O3 Performance Improvement

As we get closer to the first full release of O3, we are looking into areas that are slow and hence need performance improvement. Do you know of any such widgets or places? Feel free to share as many of them here so that we create tickets for them to be worked on.

cc @PalladiumKenya @METS @Mekom @PIH @UWash @UCSF @ICRC @GlobalSupportTeam @michaelbontyes @jnsereko


@dkayiwa one of our observations regarding the speed of web rest API is the use of representation full. It is way slower than when using of default or custom is representation.


We can also think about bundling requests for registration (contains person, person attributes, patient identifiers, observations, etc) and endpoints for form entry to support complex requests for program enrolments etc. The current implementation has to manage/chain multiple requests to the server which aren’t super with regard to error handling


Thanks @dkayiwa for bringing this up.

In regards to the usual understanding of performance, it would be great to step back and analyse it through the lens of the current users experience of deployed OpenMRS instances out there. What do the users think? How critical can our users be of the performance of their EMR system through their daily use? I’m afraid this would be a tough exercise as folks unfortunately get used to poor performance when they suffer it rather than complain about it (unless it’s way out there in the non-acceptable zone). But perhaps a targeted research would uncover the main pain areas, if any.

On the other hand, as service providers of OpenMRS, we do have a long lasting real performance-related issue on our hands: we must, at times, restart the OpenMRS service because of memory leaks or other crashes. I would like to start researching this much more actively and uncover the root causes of those crashes. I will engage our engineering team at @Mekom to find out more and get data about this array of issues.


I think @dkayiwa is asking if there are any specific performance pain points in for users that have risen to the attention of those, like yourself, supporting OpenMRS 3 implementations. If so, we want to prioritize analyzing & addressing those.

A primary goal for Platform 3 is migrate away from using our custom class loader to start/stop modules. While using our own custom class loader for this purpose has the benefit of hot loading/restarting modules, it has some significant downsides: slower dev cycles, less predictable production environments, and – to your point – the introduction of memory leaks.


The biggest thing I have heard from developers who are leading implementing O3 in live-sites in their country is exactly what @aojwang mentioned about re. bundling requests, and the inefficiency of 1 by 1 calls.
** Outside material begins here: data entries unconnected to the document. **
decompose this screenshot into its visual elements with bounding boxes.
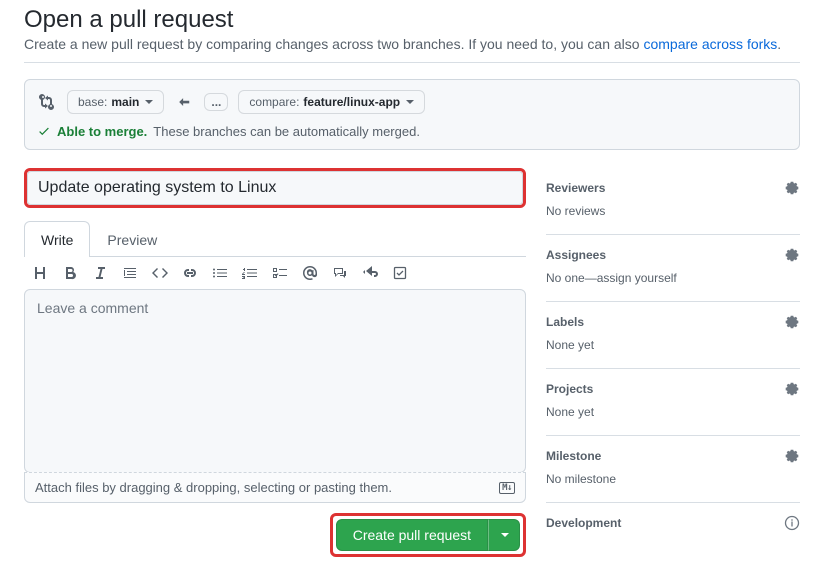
sidebar-projects-title: Projects [546, 382, 593, 396]
unordered-list-icon[interactable] [212, 265, 228, 281]
sidebar-projects-body: None yet [546, 405, 800, 419]
comment-textarea[interactable]: Leave a comment [24, 289, 526, 473]
merge-status-rest: These branches can be automatically merg… [153, 124, 420, 139]
compare-branch-button[interactable]: compare: feature/linux-app [238, 90, 425, 114]
gear-icon[interactable] [784, 180, 800, 196]
subtitle-suffix: . [777, 36, 781, 52]
sidebar-milestone: Milestone No milestone [546, 436, 800, 503]
create-pull-request-button[interactable]: Create pull request [336, 519, 488, 551]
assignees-prefix: No one— [546, 271, 597, 285]
main-column: Write Preview Leave a comment Attach fil… [24, 168, 526, 557]
page-subtitle: Create a new pull request by comparing c… [24, 36, 800, 52]
page-title: Open a pull request [24, 6, 800, 34]
sidebar-projects: Projects None yet [546, 369, 800, 436]
gear-icon[interactable] [784, 381, 800, 397]
base-branch-label: base: [78, 95, 107, 109]
caret-down-icon [501, 533, 509, 537]
compare-branch-label: compare: [249, 95, 299, 109]
sidebar-reviewers-title: Reviewers [546, 181, 605, 195]
assign-yourself-link[interactable]: assign yourself [597, 271, 677, 285]
link-icon[interactable] [182, 265, 198, 281]
sidebar-labels-body: None yet [546, 338, 800, 352]
caret-down-icon [406, 100, 414, 104]
subtitle-text: Create a new pull request by comparing c… [24, 36, 643, 52]
tasklist-icon[interactable] [272, 265, 288, 281]
sidebar-development-title: Development [546, 516, 621, 530]
gear-icon[interactable] [784, 314, 800, 330]
cross-reference-icon[interactable] [332, 265, 348, 281]
code-icon[interactable] [152, 265, 168, 281]
base-branch-value: main [111, 95, 139, 109]
check-icon [37, 125, 51, 139]
markdown-toolbar [24, 257, 526, 289]
sidebar: Reviewers No reviews Assignees No one—as… [546, 168, 800, 539]
gear-icon[interactable] [784, 448, 800, 464]
markdown-badge-icon[interactable]: M↓ [499, 482, 515, 494]
sidebar-assignees-body: No one—assign yourself [546, 271, 800, 285]
italic-icon[interactable] [92, 265, 108, 281]
comment-tabs: Write Preview [24, 220, 526, 257]
pr-title-input[interactable] [27, 171, 523, 205]
sidebar-labels: Labels None yet [546, 302, 800, 369]
create-pull-request-dropdown[interactable] [488, 519, 520, 551]
quote-icon[interactable] [122, 265, 138, 281]
caret-down-icon [145, 100, 153, 104]
create-pr-highlight: Create pull request [330, 513, 526, 557]
merge-status: Able to merge. These branches can be aut… [37, 124, 420, 139]
merge-status-able: Able to merge. [57, 124, 147, 139]
mention-icon[interactable] [302, 265, 318, 281]
bold-icon[interactable] [62, 265, 78, 281]
header-divider [24, 62, 800, 63]
attach-hint-text: Attach files by dragging & dropping, sel… [35, 480, 392, 495]
attach-hint-row[interactable]: Attach files by dragging & dropping, sel… [24, 472, 526, 503]
git-compare-icon [37, 92, 57, 112]
ordered-list-icon[interactable] [242, 265, 258, 281]
branch-range-box: base: main ... compare: feature/linux-ap… [24, 79, 800, 150]
compare-across-forks-link[interactable]: compare across forks [643, 36, 777, 52]
tab-write[interactable]: Write [24, 221, 90, 257]
base-branch-button[interactable]: base: main [67, 90, 164, 114]
sidebar-milestone-title: Milestone [546, 449, 601, 463]
arrow-left-icon [174, 92, 194, 112]
pr-title-highlight [24, 168, 526, 208]
heading-icon[interactable] [32, 265, 48, 281]
sidebar-assignees-title: Assignees [546, 248, 606, 262]
reply-icon[interactable] [362, 265, 378, 281]
sidebar-reviewers-body: No reviews [546, 204, 800, 218]
sidebar-labels-title: Labels [546, 315, 584, 329]
sidebar-assignees: Assignees No one—assign yourself [546, 235, 800, 302]
tab-preview[interactable]: Preview [90, 221, 174, 257]
sidebar-milestone-body: No milestone [546, 472, 800, 486]
sidebar-development: Development [546, 503, 800, 531]
saved-replies-icon[interactable] [392, 265, 408, 281]
compare-branch-value: feature/linux-app [303, 95, 400, 109]
range-dots-button[interactable]: ... [204, 93, 228, 111]
gear-icon[interactable] [784, 247, 800, 263]
comment-placeholder: Leave a comment [37, 300, 148, 316]
info-icon[interactable] [784, 515, 800, 531]
sidebar-reviewers: Reviewers No reviews [546, 168, 800, 235]
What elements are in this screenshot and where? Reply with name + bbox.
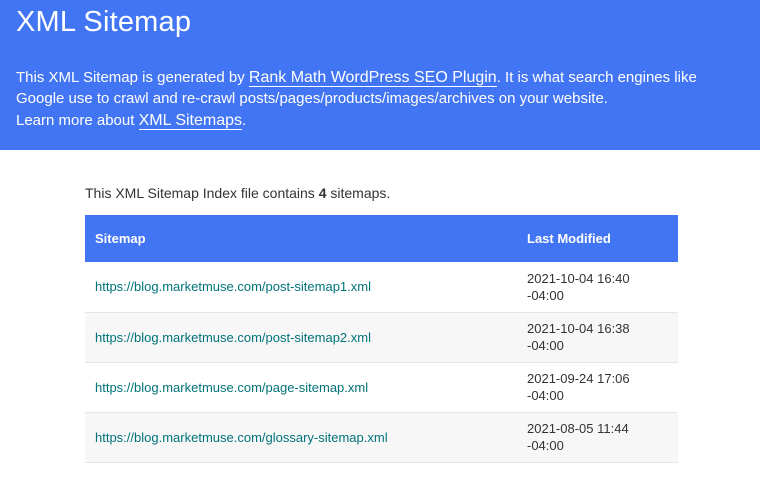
sitemap-link[interactable]: https://blog.marketmuse.com/post-sitemap… [95,279,371,294]
sitemap-cell: https://blog.marketmuse.com/post-sitemap… [85,262,527,312]
sitemap-link[interactable]: https://blog.marketmuse.com/page-sitemap… [95,380,368,395]
last-modified-cell: 2021-09-24 17:06 -04:00 [527,362,678,412]
column-header-last-modified: Last Modified [527,231,611,246]
last-modified-date: 2021-10-04 16:38 [527,321,630,336]
page-header: XML Sitemap This XML Sitemap is generate… [0,0,760,150]
sitemap-table: Sitemap Last Modified https://blog.marke… [85,215,678,463]
last-modified-cell: 2021-08-05 11:44 -04:00 [527,412,678,462]
xml-sitemaps-link[interactable]: XML Sitemaps [138,112,243,130]
table-header-row: Sitemap Last Modified [85,215,678,262]
column-header-sitemap: Sitemap [95,231,146,246]
last-modified-tz: -04:00 [527,338,564,353]
rank-math-plugin-link[interactable]: Rank Math WordPress SEO Plugin [248,69,497,87]
sitemap-link[interactable]: https://blog.marketmuse.com/glossary-sit… [95,430,388,445]
intro-text: This XML Sitemap is generated by Rank Ma… [16,67,746,109]
table-row: https://blog.marketmuse.com/glossary-sit… [85,412,678,462]
table-row: https://blog.marketmuse.com/post-sitemap… [85,312,678,362]
last-modified-cell: 2021-10-04 16:38 -04:00 [527,312,678,362]
last-modified-date: 2021-09-24 17:06 [527,371,630,386]
summary-prefix: This XML Sitemap Index file contains [85,185,319,201]
sitemap-cell: https://blog.marketmuse.com/glossary-sit… [85,412,527,462]
last-modified-tz: -04:00 [527,388,564,403]
sitemap-cell: https://blog.marketmuse.com/post-sitemap… [85,312,527,362]
sitemap-link[interactable]: https://blog.marketmuse.com/post-sitemap… [95,330,371,345]
intro-prefix: This XML Sitemap is generated by [16,69,249,86]
table-row: https://blog.marketmuse.com/post-sitemap… [85,262,678,312]
last-modified-date: 2021-08-05 11:44 [527,421,629,436]
last-modified-date: 2021-10-04 16:40 [527,270,630,286]
sitemap-count: 4 [318,185,327,201]
learn-more-text: Learn more about XML Sitemaps. [16,110,246,131]
last-modified-cell: 2021-10-04 16:40 -04:00 [527,262,678,312]
summary-suffix: sitemaps. [326,185,391,201]
last-modified-tz: -04:00 [527,287,564,303]
sitemap-cell: https://blog.marketmuse.com/page-sitemap… [85,362,527,412]
last-modified-tz: -04:00 [527,438,564,453]
sitemap-summary: This XML Sitemap Index file contains 4 s… [85,185,390,201]
table-row: https://blog.marketmuse.com/page-sitemap… [85,362,678,412]
learn-prefix: Learn more about [16,112,139,129]
learn-suffix: . [242,112,247,129]
page-title: XML Sitemap [16,6,192,38]
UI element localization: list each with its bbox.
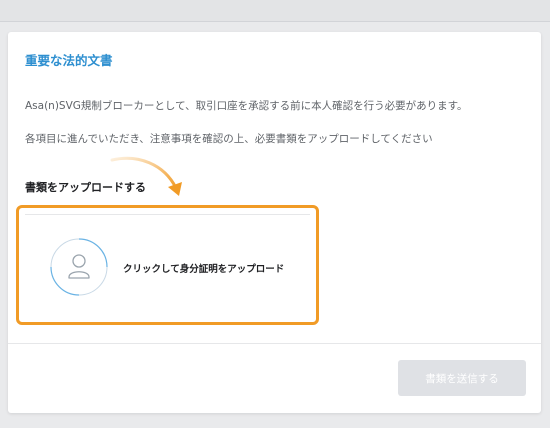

So :100: to what Antony posted above :slight_smile:

Re. users’ experience of performance: Yes, the users are noticing that O3 can be slower on any given number of pages. It was painful watching this experience in multiple clinics in-person myself and seeing this sometimes slow down the registration or triage desk. This is why I raised this Talk post as far back as October as a request for us to use the performance tab in the dev tools to investigate the causes, since I suspected it’s death-by-1000-cuts with a number of various calls being less performant than others. Maybe Antony’s suggestion re. bundling would solve this user experience better.

On a communication note… I’m sorry if I wasn’t clear enough that I was seeing real production sites having this problem - re. “What do Implementers think”, this was a problem expressed by Implementers back in October and even earlier, which is why I escalated it. I was especially concerned that sites were still reporting problems by October because that was even after and with the fixes made on the frontend in esm-core v5 that significantly improved performance.


It would help if we could get to specific examples – e.g., a specific step in registration that is slow in real world settings. If we can replicate the slowness in demo environments, then we can set a specific performance target to hit. If we are unable to replicate the performance issue in our demo environments, then maybe we need to generate sufficient demo data to simulate the real world problem.

For example, @grace’s post on fetching locations, which led to realizing we needed to index locations and then to newer Tomcat performance issues.

For issues that turn out to be related specifically to moving too much data, I’d suggest we handle those under the topic of bandwidth usage.

If the demo environment has high end resources/specs, it might be difficult to replicate the slowness. Not sure if we can benchmark with some bare minimum specs(Different facilities will have different devices - some with low resources).

The demo environment resources can be easily restricted since we run in docker containers and can put hard limits on memory and cpu.


This is a very interesting idea. The O3 Demo environment currently has: RAM 16GB, Disk space 50GB, and 4 CPUs. However, according to @ibacher recently, we aren’t actually using all of this. I wonder if our demo environments should use a bit less of something, somewhere, so that they are a tighter representation of a typical implementation machine.

@kmakombe & @slubwama or @mmwanje & @mksrom - what do you find are typical memory or cpu limits of field hardware? Or - do you think 50GB disk and 4 CPUs is already fairly representative?

@jayasanka and I try to encourage manual QA testing before RefApp releases to be done using the brower dev tool’s “throttled” mode, but this is not the best performance QA solution.